Changes submitted upstream: ​support building against mingw headers.

[Antoine Martin]

Lots of improvements in r18780 (see commit message).

Examples (add -d auth for debug):

• to only use kerberos authentication and with a specific service name "xpra":

  XPRA_KERBEROS_SERVICES="xpra" xpra attach tcp://localhost:10000/ --challenge-handlers=kerberos
  

• to use the GUI prompt only for password (the URI password will be ignored):

  xpra attach tcp://username:unusedpassword@localhost:10000/ --challenge-handlers=prompt
  

• to use the XPRA_PASSWORD environment variable for the first challenge, then the URI one for the second (when using multiple tcp-auth arguments when starting the server):

  XPRA_PASSWORD=password1 xpra attach tcp://username:passwordno2@localhost:10000/ --challenge-handlers=env,uri
  

[Antoine Martin]

Updates:

• macos packaging (finally fixed): r18781, r18787
• debug logging: r18782, r18786, r18788
• minor fixes: r18783, r18784, r18785

Ready for testing.

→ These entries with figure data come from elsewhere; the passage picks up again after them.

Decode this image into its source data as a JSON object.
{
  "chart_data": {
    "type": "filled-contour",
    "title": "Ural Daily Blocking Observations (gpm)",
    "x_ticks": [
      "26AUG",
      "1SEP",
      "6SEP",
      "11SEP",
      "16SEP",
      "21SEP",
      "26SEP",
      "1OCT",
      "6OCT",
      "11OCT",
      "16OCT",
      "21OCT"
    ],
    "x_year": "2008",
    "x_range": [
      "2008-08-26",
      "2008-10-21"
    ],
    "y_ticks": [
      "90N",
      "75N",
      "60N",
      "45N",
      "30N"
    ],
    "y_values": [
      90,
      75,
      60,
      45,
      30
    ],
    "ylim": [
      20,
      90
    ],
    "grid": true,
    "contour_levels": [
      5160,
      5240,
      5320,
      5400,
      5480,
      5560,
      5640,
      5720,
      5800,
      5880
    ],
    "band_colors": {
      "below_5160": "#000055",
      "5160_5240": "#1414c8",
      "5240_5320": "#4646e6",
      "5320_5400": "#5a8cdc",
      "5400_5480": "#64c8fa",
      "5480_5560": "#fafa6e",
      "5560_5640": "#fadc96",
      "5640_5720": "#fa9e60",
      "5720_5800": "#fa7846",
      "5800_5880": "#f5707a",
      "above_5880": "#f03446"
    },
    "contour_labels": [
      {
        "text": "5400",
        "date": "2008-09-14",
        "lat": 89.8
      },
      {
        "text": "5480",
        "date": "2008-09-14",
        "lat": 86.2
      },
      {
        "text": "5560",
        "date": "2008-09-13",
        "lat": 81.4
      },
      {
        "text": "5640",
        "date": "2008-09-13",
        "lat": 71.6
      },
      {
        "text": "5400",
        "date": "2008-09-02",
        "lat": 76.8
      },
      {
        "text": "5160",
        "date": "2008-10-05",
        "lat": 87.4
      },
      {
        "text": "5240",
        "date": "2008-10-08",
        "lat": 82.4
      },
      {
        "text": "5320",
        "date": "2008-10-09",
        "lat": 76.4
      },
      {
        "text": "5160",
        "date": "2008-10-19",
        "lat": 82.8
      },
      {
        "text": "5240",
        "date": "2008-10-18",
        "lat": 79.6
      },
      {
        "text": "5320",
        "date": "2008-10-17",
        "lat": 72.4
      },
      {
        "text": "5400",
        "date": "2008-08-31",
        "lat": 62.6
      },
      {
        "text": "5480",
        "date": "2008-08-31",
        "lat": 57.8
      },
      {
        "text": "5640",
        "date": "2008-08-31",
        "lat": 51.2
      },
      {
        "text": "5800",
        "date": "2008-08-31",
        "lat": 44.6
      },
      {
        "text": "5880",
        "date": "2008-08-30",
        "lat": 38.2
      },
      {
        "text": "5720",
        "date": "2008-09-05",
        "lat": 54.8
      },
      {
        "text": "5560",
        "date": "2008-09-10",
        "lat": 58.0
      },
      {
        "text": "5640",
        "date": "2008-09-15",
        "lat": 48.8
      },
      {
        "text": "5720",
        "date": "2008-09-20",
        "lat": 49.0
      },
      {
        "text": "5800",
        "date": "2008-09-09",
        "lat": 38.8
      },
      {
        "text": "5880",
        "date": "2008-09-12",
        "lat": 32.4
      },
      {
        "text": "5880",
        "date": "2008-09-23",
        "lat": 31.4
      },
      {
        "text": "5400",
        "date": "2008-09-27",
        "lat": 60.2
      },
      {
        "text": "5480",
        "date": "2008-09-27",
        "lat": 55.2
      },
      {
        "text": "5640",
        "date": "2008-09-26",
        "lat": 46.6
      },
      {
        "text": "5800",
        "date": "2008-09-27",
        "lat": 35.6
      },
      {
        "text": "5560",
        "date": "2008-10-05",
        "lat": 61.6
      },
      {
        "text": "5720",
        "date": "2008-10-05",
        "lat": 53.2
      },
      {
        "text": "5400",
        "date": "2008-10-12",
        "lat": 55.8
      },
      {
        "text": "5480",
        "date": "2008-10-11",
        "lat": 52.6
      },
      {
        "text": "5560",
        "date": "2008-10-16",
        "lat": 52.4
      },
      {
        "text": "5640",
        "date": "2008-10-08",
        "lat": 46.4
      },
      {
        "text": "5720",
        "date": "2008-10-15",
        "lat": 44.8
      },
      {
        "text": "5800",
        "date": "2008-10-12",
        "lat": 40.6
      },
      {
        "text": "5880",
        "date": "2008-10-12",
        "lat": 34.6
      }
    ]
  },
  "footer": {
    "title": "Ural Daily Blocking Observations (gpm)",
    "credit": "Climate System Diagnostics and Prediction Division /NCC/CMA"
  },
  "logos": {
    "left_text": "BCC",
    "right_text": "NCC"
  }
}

There are packages for most platforms.

@maxmylyn: apart from testing the obvious command lines (ie: comment:8), the difficult thing is testing single-sign-on with gss / kerberos because this requires a ​domain controller on win32, and on macos: ​Authentication : kerberos
Please keep this ticket tidy as this will be the reference until the details are wiki-ized.